41 Richard Bennett 1761

  

During the eighteenth and nineteenth centuries there were a number of county topographical projects that started but were never completed. Often the project was abandoned before Devon was included: George Rollos completed five maps and Eugene Burden has written about a series of Neele maps based on Cary’s Traveller’s Companion that included Bedfordshire to Derbyshire, but neither included Devon. However, some incomplete series did include Devonshire; the Universal Museum series (32) and a series by Richard Bennett.1

Donald Hodson recorded the finding of a collection of eleven county maps which had been discovered by David Smith in a copy of Owen’s New Book of Roads (published by Goadby & Son). They were not printed in the original volume but had been bound in some time after publication with other maps from magazines. The maps were Bedfordshire to Essex omitting Devon. 2

Since then another set of these maps has been found.3 These maps were bound into a copy of A New Present State of England Vol I printed for Henry Woodgate at the Golden Ball in Paternoster Row which it is assumed was published about 1760. This second set contains fourteen county maps: the eleven already recorded together with maps of Devonshire, Herefordshire and Rutland. Although Devon was bound in opposite page 76, the page on which the text of Devonshire begins, they were not intended for inclusion in this publication: the reference letters on the maps do not relate to the text. Roads are shown with distances between main towns in small circles, for larger towns such as Exeter and Barnstaple, the distance from London is given in a square frame. There are other symbols, eg R, V and S (rectories, vicarages) but no key. A note to Exminster Hundred (identified with an A) is in the Bristol Channel (Aa).

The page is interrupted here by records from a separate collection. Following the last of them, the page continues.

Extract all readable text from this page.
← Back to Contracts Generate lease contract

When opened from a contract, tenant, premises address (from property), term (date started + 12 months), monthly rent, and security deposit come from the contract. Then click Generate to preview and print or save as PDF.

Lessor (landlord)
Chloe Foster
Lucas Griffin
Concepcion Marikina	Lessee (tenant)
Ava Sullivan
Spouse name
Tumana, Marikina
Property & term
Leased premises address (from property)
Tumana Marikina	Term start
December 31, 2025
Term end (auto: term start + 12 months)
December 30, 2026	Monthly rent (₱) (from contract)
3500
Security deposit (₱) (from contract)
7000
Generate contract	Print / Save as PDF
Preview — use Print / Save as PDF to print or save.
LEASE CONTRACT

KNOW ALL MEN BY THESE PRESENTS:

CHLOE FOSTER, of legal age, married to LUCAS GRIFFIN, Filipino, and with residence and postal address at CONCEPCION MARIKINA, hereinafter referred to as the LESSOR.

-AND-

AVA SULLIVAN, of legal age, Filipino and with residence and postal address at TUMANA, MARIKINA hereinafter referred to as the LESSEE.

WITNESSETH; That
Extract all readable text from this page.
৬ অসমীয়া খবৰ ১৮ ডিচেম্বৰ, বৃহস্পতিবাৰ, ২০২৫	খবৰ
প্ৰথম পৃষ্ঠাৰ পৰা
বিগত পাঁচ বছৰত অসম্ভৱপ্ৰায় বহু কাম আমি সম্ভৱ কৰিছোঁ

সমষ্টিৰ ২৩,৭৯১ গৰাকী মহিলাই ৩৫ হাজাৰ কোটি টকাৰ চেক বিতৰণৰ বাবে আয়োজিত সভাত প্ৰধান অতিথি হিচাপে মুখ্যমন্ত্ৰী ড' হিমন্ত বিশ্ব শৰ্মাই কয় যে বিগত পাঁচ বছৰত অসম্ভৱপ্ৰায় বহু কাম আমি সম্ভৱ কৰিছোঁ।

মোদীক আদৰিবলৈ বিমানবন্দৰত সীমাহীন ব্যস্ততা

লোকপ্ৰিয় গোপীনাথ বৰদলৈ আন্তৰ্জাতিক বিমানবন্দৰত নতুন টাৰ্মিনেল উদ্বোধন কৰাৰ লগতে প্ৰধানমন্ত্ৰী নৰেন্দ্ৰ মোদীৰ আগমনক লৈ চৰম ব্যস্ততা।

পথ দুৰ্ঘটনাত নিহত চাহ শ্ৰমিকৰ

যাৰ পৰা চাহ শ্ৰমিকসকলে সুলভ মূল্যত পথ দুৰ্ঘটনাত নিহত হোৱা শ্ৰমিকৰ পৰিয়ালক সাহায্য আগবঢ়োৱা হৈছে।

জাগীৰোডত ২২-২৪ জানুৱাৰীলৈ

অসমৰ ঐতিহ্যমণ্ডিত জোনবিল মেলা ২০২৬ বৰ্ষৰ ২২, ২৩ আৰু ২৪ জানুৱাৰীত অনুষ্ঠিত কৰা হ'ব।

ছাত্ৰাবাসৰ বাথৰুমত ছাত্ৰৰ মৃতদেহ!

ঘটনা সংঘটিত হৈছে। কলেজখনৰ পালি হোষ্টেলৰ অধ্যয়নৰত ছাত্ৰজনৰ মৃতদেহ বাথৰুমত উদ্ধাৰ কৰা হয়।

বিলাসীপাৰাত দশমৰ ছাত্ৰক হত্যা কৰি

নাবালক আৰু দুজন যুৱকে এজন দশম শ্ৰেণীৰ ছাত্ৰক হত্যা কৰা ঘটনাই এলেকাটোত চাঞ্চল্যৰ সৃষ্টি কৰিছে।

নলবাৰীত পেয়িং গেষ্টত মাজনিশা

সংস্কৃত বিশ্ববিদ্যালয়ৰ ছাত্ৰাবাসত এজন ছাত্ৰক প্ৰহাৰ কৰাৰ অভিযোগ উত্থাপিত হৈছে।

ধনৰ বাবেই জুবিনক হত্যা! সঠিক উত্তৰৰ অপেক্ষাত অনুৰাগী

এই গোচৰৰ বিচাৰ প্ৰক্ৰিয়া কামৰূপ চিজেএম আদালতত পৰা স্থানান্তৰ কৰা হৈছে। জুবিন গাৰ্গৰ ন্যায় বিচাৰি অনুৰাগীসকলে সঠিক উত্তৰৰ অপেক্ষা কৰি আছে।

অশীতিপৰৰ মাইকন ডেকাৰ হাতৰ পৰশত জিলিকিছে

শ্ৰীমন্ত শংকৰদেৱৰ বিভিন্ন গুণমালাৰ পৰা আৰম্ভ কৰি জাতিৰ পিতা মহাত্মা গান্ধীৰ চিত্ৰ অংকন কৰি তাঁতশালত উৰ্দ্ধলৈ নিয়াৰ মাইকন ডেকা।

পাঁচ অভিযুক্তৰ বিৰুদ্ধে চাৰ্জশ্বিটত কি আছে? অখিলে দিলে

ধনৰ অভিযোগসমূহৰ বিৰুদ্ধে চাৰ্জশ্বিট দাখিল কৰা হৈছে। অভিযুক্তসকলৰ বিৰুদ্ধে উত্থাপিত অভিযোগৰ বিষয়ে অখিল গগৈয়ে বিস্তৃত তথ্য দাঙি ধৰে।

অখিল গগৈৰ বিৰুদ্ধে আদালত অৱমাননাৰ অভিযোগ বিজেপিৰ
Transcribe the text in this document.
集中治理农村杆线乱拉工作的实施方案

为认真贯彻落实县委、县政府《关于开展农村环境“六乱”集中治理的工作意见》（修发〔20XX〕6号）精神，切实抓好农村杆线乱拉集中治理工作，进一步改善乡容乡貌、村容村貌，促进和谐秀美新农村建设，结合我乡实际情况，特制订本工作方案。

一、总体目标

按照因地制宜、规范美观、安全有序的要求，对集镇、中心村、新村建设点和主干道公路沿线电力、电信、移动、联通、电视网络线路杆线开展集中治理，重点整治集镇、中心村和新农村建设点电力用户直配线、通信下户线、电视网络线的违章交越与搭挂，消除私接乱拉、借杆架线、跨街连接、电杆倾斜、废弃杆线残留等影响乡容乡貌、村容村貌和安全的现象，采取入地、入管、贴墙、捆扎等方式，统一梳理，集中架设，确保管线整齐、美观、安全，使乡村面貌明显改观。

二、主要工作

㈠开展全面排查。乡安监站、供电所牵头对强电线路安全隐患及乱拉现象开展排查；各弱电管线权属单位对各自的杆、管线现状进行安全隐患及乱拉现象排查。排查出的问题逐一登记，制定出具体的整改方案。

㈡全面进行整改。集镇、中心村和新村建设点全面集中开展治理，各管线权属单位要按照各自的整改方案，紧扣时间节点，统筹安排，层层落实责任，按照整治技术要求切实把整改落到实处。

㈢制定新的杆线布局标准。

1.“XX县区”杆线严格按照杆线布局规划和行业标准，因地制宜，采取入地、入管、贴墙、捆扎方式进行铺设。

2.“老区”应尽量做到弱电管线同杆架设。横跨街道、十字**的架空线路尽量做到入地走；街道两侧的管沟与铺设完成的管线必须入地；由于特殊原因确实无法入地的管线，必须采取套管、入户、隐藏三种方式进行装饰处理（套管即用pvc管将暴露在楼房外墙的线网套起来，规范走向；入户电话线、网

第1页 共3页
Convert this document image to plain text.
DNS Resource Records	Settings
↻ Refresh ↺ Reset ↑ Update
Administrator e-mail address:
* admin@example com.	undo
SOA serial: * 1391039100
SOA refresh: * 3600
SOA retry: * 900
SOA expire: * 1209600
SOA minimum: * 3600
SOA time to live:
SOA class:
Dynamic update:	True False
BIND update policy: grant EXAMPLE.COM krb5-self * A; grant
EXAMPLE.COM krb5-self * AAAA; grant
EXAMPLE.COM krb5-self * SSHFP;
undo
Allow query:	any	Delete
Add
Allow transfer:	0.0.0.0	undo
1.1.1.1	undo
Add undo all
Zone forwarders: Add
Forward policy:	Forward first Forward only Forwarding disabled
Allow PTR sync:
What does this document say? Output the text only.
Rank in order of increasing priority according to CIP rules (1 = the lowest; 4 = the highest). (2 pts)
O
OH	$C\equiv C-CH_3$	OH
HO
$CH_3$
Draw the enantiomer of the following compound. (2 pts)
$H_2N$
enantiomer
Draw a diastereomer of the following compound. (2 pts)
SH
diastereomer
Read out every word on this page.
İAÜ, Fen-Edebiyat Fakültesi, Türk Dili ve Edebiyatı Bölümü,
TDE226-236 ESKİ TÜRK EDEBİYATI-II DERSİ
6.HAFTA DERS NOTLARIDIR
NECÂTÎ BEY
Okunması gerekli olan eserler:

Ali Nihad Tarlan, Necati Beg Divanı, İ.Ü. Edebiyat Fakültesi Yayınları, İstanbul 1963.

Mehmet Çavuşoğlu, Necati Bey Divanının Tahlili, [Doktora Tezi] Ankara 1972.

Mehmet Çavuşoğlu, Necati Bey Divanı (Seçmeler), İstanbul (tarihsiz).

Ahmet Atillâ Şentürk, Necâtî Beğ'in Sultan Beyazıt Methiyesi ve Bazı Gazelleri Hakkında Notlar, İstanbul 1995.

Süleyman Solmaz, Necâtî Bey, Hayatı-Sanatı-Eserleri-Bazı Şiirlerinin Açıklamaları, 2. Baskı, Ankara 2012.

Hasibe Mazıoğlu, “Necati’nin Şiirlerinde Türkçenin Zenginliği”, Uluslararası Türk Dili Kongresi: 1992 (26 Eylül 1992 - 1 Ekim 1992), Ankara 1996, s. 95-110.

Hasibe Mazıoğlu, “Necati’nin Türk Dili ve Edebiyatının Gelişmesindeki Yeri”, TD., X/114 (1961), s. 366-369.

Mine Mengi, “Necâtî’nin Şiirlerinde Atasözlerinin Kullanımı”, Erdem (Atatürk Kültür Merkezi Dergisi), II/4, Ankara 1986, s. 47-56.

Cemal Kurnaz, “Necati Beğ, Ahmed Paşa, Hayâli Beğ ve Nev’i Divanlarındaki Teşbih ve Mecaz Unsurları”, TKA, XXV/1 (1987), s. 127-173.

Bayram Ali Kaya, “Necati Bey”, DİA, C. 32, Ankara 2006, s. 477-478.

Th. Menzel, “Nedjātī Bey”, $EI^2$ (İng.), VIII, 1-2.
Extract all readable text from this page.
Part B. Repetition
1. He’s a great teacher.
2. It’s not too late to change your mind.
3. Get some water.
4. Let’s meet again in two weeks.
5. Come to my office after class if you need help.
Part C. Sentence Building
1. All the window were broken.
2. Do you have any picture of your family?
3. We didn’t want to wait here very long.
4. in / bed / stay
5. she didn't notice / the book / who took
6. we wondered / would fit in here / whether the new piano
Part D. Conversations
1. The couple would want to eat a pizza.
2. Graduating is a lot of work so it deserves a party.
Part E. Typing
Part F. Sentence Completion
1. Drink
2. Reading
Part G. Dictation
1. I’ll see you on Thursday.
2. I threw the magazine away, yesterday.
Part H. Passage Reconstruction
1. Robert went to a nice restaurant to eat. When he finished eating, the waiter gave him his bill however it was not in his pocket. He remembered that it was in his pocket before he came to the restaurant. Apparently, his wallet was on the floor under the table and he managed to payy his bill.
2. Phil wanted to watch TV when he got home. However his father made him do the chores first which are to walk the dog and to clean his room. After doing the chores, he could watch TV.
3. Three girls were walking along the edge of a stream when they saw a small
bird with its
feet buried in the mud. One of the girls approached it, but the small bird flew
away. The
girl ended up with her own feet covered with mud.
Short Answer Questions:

Hodson postulated that the maps were originally intended for inclusion in The New English Atlas. This was a project planned by Richard Bennett which never materialised. An advertisement in The Public Advertiser of June 30th, 1761 announced the issue of The New English Atlas to be issued in parts. The atlas was to be printed for the proprietors and sold by Richard Bennett, Engraver, C G Seyffert, J Flyn, Engraver, S Hooper, C Corbett and J Pottinger.

The map of Devonshire obviously fills a gap in the first set. However, the other two maps present a puzzle: were they printed out of sequence or are there other counties still waiting to be discovered? Whatever the facts of the matter it seems certain that the Atlas was never completed and that collectors of the first maps bound them into other publications.

Size 163 x 132 mm.    English Miles (20 = 34 mm).

DEVON SHIRE (CaOS).

1. 1761 Found in A New Present State of England  
    Imprint of A New Present State of England is London. Henry Woodgate. 1760. KS4.

 


[1] Eugene Burden; A minor mystery solved; in The Map Collector 59, Summer 1992.

[2] Donald Hodson; County Atlases of the British Isles Vol. II; Tewin Press; 1989; pp179-181.

[3] See The Map Collector 61, Winter 1992, p.54.

[4] Illustration courtesy of the late Eugene Burden.